You may notice that the images have been replaced with tags using media queries and tambneiles links. But we still have the tags of images that do not refer to the images themselves. Let's fix this:

from urllib.parse import urlparse
...
    def get_new_tag(self, attributes, contents=None):
        src = attributes.get('src', '')
        parsed_url = urlparse(src)

        if parsed_url.path:
            picture = self.create_tag('picture')
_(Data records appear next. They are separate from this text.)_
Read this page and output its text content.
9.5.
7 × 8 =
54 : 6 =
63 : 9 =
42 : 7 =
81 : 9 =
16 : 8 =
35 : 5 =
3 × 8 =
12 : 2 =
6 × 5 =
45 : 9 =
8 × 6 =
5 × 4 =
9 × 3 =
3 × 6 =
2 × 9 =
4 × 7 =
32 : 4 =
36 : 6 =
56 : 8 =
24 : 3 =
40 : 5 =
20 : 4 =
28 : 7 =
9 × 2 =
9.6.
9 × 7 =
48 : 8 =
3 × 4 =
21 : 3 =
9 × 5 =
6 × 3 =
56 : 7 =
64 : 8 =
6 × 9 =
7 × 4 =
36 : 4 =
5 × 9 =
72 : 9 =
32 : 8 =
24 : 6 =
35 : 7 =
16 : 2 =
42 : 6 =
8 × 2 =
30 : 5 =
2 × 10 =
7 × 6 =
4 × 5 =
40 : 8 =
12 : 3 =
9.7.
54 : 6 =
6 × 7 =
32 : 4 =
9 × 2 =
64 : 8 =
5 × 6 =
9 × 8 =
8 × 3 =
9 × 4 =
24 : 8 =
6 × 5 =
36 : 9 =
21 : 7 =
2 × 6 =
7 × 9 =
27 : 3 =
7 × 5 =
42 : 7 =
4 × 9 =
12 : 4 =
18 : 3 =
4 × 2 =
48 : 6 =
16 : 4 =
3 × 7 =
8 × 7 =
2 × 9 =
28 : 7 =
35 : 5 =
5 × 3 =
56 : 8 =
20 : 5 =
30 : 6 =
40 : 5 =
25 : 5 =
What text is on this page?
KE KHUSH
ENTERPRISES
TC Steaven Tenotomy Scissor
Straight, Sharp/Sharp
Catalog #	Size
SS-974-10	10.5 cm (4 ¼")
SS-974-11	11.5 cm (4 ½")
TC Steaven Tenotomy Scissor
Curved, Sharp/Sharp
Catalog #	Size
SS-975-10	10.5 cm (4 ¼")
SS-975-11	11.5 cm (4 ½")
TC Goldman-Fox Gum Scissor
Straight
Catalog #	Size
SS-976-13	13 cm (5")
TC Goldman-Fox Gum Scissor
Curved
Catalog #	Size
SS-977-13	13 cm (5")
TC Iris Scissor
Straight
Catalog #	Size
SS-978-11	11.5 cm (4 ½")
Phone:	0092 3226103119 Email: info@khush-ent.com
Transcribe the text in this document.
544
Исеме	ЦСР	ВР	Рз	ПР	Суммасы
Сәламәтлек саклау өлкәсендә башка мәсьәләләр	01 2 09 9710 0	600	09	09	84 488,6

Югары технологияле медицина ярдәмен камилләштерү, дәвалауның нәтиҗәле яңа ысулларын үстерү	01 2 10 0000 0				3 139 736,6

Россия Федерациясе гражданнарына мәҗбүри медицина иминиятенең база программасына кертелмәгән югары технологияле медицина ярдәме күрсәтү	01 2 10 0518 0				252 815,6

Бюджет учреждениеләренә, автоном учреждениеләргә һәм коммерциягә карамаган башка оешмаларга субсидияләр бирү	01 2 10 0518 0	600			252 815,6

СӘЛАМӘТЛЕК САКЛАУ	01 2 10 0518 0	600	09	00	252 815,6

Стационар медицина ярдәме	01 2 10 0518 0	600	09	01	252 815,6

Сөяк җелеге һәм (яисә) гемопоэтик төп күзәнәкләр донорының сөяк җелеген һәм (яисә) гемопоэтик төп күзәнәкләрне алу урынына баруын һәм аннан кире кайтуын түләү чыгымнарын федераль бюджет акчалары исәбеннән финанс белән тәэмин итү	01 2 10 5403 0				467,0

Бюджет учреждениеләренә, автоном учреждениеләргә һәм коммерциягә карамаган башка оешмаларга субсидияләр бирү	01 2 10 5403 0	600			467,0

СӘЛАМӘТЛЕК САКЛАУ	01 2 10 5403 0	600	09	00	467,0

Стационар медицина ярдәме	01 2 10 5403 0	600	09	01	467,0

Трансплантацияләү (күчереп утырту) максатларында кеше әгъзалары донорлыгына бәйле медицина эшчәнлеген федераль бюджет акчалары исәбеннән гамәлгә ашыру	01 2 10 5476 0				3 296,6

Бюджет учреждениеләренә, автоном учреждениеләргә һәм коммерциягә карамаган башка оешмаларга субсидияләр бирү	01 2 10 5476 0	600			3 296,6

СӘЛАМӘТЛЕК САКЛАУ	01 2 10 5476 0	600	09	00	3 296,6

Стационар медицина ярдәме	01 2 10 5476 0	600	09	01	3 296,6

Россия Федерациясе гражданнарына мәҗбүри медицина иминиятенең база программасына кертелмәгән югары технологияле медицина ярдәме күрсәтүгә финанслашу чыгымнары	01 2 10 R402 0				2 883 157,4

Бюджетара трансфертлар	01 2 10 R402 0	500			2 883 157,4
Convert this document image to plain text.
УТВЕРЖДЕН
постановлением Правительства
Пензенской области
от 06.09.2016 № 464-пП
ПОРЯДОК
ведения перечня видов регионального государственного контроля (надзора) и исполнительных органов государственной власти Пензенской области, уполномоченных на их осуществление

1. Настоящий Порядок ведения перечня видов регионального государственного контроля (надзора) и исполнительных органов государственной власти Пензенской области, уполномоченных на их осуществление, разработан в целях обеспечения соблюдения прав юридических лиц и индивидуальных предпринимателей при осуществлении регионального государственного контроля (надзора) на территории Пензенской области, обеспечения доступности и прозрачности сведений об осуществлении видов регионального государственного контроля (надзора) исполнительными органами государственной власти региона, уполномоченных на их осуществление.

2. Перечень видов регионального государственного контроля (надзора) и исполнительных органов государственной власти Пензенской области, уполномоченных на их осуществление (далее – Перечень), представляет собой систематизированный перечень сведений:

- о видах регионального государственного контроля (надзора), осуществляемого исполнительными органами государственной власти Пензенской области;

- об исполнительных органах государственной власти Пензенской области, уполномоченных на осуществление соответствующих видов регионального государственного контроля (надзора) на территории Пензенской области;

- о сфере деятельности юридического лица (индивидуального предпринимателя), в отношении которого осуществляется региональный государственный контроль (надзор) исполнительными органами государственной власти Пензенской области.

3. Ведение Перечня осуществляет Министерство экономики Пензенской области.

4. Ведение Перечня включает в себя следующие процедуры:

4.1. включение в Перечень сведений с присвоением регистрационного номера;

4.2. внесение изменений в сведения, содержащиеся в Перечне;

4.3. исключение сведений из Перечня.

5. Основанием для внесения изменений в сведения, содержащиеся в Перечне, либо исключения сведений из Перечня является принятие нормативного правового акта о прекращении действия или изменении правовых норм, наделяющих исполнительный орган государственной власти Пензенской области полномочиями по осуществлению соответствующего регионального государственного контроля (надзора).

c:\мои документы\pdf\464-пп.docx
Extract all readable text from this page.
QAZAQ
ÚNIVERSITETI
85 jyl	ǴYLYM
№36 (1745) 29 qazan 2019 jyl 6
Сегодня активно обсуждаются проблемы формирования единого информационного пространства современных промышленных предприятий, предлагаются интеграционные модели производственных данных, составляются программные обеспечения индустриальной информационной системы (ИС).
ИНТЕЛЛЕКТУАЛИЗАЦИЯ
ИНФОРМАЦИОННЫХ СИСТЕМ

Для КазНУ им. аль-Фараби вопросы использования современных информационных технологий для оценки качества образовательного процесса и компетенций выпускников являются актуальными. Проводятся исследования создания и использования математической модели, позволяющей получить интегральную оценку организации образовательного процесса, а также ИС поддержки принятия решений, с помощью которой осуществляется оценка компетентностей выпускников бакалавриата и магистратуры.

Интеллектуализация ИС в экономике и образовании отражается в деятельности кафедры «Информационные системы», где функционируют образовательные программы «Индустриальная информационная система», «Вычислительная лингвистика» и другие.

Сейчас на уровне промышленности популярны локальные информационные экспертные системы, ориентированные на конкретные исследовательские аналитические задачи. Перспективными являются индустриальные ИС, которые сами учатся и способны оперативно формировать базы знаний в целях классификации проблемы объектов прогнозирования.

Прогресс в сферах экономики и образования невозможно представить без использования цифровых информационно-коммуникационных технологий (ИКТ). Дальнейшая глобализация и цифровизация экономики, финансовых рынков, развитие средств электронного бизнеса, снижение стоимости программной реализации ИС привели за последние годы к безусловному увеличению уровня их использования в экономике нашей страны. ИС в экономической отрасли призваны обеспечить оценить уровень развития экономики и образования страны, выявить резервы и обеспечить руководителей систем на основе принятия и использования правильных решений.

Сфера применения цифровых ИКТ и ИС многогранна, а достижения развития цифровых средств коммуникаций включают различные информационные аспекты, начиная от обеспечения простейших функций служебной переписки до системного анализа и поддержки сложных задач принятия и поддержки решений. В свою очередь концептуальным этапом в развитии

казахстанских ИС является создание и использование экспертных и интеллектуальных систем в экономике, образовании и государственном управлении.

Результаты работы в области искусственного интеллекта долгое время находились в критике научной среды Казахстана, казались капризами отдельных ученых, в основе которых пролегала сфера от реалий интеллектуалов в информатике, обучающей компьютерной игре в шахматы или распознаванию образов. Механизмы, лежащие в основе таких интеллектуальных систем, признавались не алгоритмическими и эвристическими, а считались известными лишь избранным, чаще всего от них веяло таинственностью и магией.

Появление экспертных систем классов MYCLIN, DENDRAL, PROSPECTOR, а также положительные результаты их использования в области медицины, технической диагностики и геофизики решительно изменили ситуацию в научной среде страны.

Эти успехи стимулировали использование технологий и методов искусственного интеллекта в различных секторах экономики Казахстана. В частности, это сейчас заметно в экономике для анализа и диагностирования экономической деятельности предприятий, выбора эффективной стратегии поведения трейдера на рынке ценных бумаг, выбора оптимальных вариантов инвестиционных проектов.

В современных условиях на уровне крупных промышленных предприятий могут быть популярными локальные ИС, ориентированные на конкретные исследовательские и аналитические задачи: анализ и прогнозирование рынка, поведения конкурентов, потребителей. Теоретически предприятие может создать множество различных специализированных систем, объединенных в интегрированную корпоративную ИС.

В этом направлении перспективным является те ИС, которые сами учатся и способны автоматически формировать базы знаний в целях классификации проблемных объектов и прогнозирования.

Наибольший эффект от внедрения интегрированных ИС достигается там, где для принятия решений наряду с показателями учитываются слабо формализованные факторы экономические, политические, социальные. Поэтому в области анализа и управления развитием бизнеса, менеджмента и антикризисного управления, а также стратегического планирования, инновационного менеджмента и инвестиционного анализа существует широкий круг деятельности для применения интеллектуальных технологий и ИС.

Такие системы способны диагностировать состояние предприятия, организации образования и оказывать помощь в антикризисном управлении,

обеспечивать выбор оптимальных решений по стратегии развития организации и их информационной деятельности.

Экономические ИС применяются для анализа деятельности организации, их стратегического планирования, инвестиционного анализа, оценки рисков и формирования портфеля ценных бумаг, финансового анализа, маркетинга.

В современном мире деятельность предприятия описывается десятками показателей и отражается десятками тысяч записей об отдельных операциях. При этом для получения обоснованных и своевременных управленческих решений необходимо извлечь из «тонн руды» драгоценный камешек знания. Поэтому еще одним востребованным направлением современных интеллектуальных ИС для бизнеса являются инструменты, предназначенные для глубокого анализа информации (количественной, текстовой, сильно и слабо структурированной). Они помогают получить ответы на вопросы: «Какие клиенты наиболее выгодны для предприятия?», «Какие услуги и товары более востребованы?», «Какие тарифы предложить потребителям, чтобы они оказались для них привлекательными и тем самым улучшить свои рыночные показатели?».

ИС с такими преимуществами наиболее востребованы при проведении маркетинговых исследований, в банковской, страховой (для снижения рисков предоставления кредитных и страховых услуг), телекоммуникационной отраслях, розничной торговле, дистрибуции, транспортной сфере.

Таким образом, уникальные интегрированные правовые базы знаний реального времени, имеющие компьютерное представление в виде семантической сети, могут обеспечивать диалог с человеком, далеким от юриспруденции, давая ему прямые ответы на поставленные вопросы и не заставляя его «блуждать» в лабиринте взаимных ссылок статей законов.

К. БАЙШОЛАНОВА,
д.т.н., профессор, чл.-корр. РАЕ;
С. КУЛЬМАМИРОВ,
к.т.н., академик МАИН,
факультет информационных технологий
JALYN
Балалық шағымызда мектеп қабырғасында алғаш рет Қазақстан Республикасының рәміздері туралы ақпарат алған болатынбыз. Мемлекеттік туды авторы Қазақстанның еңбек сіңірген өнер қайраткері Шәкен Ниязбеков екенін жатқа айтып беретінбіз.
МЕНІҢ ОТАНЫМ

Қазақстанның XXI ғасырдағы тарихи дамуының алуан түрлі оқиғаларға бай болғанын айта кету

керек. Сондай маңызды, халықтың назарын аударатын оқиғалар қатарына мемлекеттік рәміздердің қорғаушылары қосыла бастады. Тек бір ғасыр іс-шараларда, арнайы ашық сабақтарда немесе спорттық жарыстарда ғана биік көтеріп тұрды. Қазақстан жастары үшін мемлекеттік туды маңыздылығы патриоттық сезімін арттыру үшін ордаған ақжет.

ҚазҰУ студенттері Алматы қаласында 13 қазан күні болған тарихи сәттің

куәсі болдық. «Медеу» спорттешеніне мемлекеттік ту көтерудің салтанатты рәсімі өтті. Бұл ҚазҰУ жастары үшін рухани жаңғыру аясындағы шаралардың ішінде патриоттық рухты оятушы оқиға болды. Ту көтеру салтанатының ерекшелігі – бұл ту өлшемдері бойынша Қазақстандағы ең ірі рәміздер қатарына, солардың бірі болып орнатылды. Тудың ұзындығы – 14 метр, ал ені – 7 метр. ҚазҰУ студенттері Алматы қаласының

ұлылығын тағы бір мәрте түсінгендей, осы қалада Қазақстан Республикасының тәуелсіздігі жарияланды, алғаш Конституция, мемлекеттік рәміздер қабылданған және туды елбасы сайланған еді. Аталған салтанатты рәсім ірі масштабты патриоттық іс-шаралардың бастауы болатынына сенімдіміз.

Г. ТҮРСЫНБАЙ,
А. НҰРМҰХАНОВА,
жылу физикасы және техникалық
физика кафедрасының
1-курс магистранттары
            for min_screen_width, width in self.sources:
                source = self.create_sources(src, min_screen_width, width)
                picture.append(source)

            img = self.create_img(src)
            picture.append(img)

            return picture
...
    def is_extract(self, attributes, **kwargs):
        src = attributes.get('src', '')
        parsed_url = urlparse(src)
        return False if parsed_url.path else True

What we've changed:

  • We return a value from the get_new_tag method only if the link in the src attribute contains a path.
  • Override method is_extract, which returns True if there is no path referenced in parameter src. This method is responsible for extracting the tag from html. If it returns True the tag will be extracted, if False, no action will be taken with the tag. is_extract is only called if method get_new_tag has not returned anything.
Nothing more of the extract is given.